Manitoba is asking the provincial court to ban media from attending any part of a custody case involving a girl who went to school with a swastika drawn on an arm.

Child welfare workers removed the seven-year-old and her two-year-old brother from their Winnipeg home last year. The government is now asking the courts for permanent guardianship of the children but their mother is fighting to get them back.

Lawyers for Child and Family Services have filed an application to ban media outlets from covering the trial. News media outlets have until Feb. 3 to contest the motion.

Media are already bound by law not to report on anything that might identify the children.

The high-profile custody case received national attention and sparked a debate over whether children can be taken from their parents on the basis of suspected racism.

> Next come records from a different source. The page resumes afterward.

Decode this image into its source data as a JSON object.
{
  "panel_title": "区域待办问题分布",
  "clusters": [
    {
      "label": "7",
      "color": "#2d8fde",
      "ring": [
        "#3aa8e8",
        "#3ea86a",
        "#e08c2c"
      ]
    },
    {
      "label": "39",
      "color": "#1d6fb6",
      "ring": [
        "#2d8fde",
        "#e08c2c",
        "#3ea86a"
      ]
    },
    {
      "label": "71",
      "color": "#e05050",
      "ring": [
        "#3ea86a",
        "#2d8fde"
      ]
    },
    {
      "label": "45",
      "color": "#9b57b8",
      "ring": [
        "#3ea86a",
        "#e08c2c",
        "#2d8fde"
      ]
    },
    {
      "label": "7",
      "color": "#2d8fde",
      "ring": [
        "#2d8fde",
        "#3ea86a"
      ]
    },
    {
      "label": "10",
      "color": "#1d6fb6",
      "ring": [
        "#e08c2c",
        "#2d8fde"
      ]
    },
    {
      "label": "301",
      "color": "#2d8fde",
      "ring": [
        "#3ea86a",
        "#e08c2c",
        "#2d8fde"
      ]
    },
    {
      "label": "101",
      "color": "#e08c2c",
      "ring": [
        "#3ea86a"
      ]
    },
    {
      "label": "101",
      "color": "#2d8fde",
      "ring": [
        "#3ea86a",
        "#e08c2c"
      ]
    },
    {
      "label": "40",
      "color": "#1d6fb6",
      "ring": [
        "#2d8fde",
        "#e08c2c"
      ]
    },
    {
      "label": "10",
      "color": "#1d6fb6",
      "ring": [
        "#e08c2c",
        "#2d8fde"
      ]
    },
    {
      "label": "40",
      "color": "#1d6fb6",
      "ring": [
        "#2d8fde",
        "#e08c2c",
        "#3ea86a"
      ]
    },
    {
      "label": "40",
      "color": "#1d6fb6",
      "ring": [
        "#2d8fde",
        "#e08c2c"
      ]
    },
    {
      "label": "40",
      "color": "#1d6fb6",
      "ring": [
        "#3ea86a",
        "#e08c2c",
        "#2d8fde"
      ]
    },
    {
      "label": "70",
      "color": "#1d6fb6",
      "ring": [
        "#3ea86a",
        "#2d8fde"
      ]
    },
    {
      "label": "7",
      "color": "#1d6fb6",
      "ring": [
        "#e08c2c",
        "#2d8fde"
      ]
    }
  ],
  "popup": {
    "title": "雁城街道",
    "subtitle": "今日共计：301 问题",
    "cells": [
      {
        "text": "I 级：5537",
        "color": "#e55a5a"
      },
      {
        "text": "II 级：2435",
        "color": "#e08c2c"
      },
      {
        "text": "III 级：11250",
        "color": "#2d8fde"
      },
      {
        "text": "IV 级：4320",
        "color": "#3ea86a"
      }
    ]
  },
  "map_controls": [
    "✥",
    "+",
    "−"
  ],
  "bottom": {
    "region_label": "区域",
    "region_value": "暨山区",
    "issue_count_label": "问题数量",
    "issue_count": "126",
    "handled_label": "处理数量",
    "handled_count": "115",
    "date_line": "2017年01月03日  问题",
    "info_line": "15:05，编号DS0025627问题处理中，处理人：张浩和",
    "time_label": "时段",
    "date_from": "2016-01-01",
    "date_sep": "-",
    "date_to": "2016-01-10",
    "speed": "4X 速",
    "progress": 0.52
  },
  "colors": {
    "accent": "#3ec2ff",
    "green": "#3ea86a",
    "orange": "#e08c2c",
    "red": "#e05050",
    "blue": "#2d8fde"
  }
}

The children were taken away last year after the girl went to school with the swastika drawn on her arm and a teacher scrubbed it off. The mother helped her daughter draw it on her arm again, an act she regrets.

"It was one of the stupidest things I've done in my life but it's no reason to take my kids," the mother told CBC News at the time.

Child and Family Services case workers were alerted and went to the family's apartment, where they found neo-Nazi symbols and flags, and took custody of her son. Her daughter was taken from school.

In court documents, social workers say they're worried the parents' conduct and associations might harm the emotional well-being of the children and put them at risk.

Although she proudly wears a silver necklace that includes a swastika and has "white pride" flags in her home, the mother, who can't be named to avoid identifying her children, denies she's a neo-Nazi or white supremacist.

"A black person has a right to say black power or black pride and yet they're turning around on us and saying we're racists and bigots and neo-Nazis because we say white pride. It's hypocrisy at its finest."